# AudioNet-V1
AudioNet is a simple convolutional neural net based on 1-D convolutions. This is trained and tested on google's speech command dataset.
## Requirements
Tested with following setup
### Software
1) Python 3.5
2) Numpy
3) Scipy
4) Keras 2.0.8
5) Tensorflow 1.4.1
6) Scikit-learn
### Hardware
1) GTX 1050 TI 4 GB
## One Dimensional CNN
Here, 1-D convolutions (linear convolutions) are used on top of regular hidden layers to classify the speech signal. The dataset used is Google's speech Commands Dataset
The network has five 1-D convolutional layers with kernel size 32 and stride of 4. They are followed by four hidden layers with 512 neurons each. The network has approximately 10 million parameters in total.
### Data Augmentation used
1) Random noise
2) Random shift
### Training Loss vs Epochs
![](https://github.com/vj-1988/AudioNet-V1/blob/master/Images/training_loss.png)
### Training Acuracy vs Epochs
![](https://github.com/vj-1988/AudioNet-V1/blob/master/Images/training_accuracy.png)
## Training
The dataset has to be in appropriate subfolders with each folder name being the class label. The script AudioNet32.py needs the following inputs to train
1) data_path : root folder of dataset
2) train_ratio : ratio of files to be used for training and remaining is for validation
3) batch_size : minibatch size for training.
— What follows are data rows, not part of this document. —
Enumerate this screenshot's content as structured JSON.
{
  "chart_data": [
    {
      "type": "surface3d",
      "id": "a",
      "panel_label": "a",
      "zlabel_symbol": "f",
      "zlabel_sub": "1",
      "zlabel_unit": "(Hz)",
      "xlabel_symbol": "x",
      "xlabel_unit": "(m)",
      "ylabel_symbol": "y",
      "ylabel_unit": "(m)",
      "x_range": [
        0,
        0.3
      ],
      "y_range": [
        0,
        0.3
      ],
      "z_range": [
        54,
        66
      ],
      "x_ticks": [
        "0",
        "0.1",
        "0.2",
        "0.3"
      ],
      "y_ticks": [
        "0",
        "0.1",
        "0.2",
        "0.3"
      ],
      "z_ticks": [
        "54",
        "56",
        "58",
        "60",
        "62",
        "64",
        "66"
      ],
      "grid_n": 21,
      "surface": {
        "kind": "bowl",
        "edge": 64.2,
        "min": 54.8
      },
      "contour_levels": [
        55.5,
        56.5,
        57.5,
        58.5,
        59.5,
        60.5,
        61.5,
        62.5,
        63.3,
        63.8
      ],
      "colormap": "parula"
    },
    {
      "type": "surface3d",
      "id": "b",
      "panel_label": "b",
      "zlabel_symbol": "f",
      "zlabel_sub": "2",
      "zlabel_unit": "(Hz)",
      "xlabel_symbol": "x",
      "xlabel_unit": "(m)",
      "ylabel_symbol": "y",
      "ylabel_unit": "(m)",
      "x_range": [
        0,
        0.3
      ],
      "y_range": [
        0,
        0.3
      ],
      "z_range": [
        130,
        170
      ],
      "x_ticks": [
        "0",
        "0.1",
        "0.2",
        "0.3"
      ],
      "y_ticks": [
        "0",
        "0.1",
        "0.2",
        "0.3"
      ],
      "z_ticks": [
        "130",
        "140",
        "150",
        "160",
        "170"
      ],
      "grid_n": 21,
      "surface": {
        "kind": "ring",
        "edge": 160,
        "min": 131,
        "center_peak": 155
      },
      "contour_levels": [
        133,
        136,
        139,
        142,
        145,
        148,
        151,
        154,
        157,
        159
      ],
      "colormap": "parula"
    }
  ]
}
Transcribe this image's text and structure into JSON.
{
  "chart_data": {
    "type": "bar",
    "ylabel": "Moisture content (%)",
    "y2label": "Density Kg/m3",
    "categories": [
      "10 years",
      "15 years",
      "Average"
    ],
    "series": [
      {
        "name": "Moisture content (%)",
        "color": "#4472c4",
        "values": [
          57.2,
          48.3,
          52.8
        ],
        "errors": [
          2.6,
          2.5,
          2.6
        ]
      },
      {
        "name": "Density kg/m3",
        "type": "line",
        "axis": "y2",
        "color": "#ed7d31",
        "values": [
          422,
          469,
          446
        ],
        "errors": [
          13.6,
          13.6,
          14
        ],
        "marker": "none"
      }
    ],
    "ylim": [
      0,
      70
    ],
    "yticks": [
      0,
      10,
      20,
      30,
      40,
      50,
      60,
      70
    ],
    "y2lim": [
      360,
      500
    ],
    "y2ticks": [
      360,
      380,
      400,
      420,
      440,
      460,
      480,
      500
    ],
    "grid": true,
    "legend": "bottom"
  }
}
4) num_epochs : total no. of epochs
5) dst : destination folder to save weights, logs
The script will generate a pickle file that contains synset for validation, training and validation files path and labels. This can be used to resume training using resume_training() function.
The script will save weights once in every 2 epochs.
## Validation
The synset used for training is available in train_data_dic.pkl file. The pretrained weights are available in the following link
[Download pretrained weights (Epoch 10)](https://drive.google.com/file/d/1vrfeXhtb8mRiLI1ja3Ep80M-zv9a-IVw/view?usp=sharing)